But with time and enough consulting customers, you grow a real appreciation for projects you can simply check out from version control and build.
It's always a relief when someone wants to, say, build a stock iPhone app using xbuild. It's often fine when they want to build a C program using msbuild. Third place is Maven, for a simple Java program; I say third place, because hardly anyone uses it without loading it with a bunch of plugins that fundamentally change how it works. But still, at least the overall project structure is somewhat standardized.
In my modest experience, I only really see the above for relatively small and simple projects. As "Scott" puts it in the first comment at the above link:
The idea that your build is "not as special as you think" more often false than it is true.
I just skimmed a code base I have handy, and here are some of the things I see in there that break the mold of any off-the-shelf build tool:
- It uses parser generators, such as ANTLR.
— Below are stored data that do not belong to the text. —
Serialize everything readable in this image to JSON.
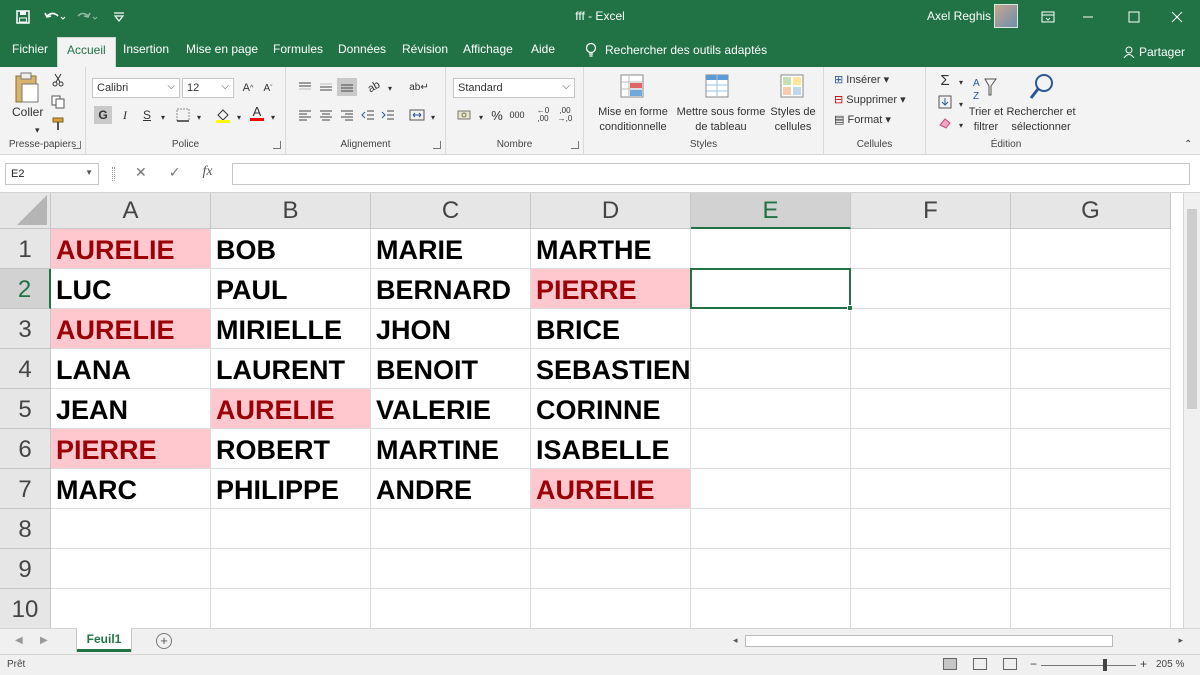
{
  "window": {
    "title": "fff  -  Excel",
    "user": "Axel Reghis"
  },
  "colors": {
    "brand": "#217346",
    "duplicate_fill": "#ffc7ce",
    "duplicate_text": "#9c0006"
  },
  "ribbon_tabs": [
    "Fichier",
    "Accueil",
    "Insertion",
    "Mise en page",
    "Formules",
    "Données",
    "Révision",
    "Affichage",
    "Aide"
  ],
  "active_tab": "Accueil",
  "tell_me": "Rechercher des outils adaptés",
  "share": "Partager",
  "ribbon": {
    "clipboard": {
      "paste": "Coller",
      "label": "Presse-papiers"
    },
    "font": {
      "name": "Calibri",
      "size": "12",
      "bold": "G",
      "italic": "I",
      "underline": "S",
      "label": "Police"
    },
    "alignment": {
      "label": "Alignement"
    },
    "number": {
      "format": "Standard",
      "percent": "%",
      "thousands": "000",
      "label": "Nombre"
    },
    "styles": {
      "conditional": "Mise en forme conditionnelle",
      "table": "Mettre sous forme de tableau",
      "cell_styles": "Styles de cellules",
      "label": "Styles"
    },
    "cells": {
      "insert": "Insérer",
      "delete": "Supprimer",
      "format": "Format",
      "label": "Cellules"
    },
    "editing": {
      "sort": "Trier et filtrer",
      "find": "Rechercher et sélectionner",
      "label": "Édition"
    }
  },
  "formula_bar": {
    "name_box": "E2",
    "formula": ""
  },
  "sheet": {
    "columns": [
      "A",
      "B",
      "C",
      "D",
      "E",
      "F",
      "G"
    ],
    "rows": [
      "1",
      "2",
      "3",
      "4",
      "5",
      "6",
      "7",
      "8",
      "9",
      "10"
    ],
    "active_cell": "E2",
    "cells": [
      [
        "AURELIE",
        "BOB",
        "MARIE",
        "MARTHE"
      ],
      [
        "LUC",
        "PAUL",
        "BERNARD",
        "PIERRE"
      ],
      [
        "AURELIE",
        "MIRIELLE",
        "JHON",
        "BRICE"
      ],
      [
        "LANA",
        "LAURENT",
        "BENOIT",
        "SEBASTIEN"
      ],
      [
        "JEAN",
        "AURELIE",
        "VALERIE",
        "CORINNE"
      ],
      [
        "PIERRE",
        "ROBERT",
        "MARTINE",
        "ISABELLE"
      ],
      [
        "MARC",
        "PHILIPPE",
        "ANDRE",
        "AURELIE"
      ]
    ],
    "highlighted_cells": [
      "A1",
      "D2",
      "A3",
      "B5",
      "A6",
      "D7"
    ]
  },
  "sheet_tabs": [
    "Feuil1"
  ],
  "status": {
    "ready": "Prêt",
    "zoom": "205 %"
  },
  "icons": {
    "save": "save-icon",
    "undo": "undo-icon",
    "redo": "redo-icon",
    "customize": "customize-qat-icon",
    "lightbulb": "lightbulb-icon",
    "share": "person-icon",
    "cut": "scissors-icon",
    "copy": "copy-icon",
    "format_painter": "brush-icon",
    "autosum": "sigma-icon",
    "sort": "sort-icon",
    "find": "magnifier-icon"
  }
}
- It's mainly a Java code base, but there is a little bit of code in all of: C, Objective C, JavaScript, Scala, C#, and Python.
- It uses a home-grown stack trace obfuscator and de-obfuscator that involves bytecode rewrites on the deployed jars.
- It includes its own version of zipmerge, with options not available in the open-source version.
- It uses the JIT support in mini-Lua to generate machine code that is then compiled into string literals in a C program.
- It includes a proprietary query language and numerous queries in that language. Those queries get compiled during the build, using a query engine that is also compiled during the same build.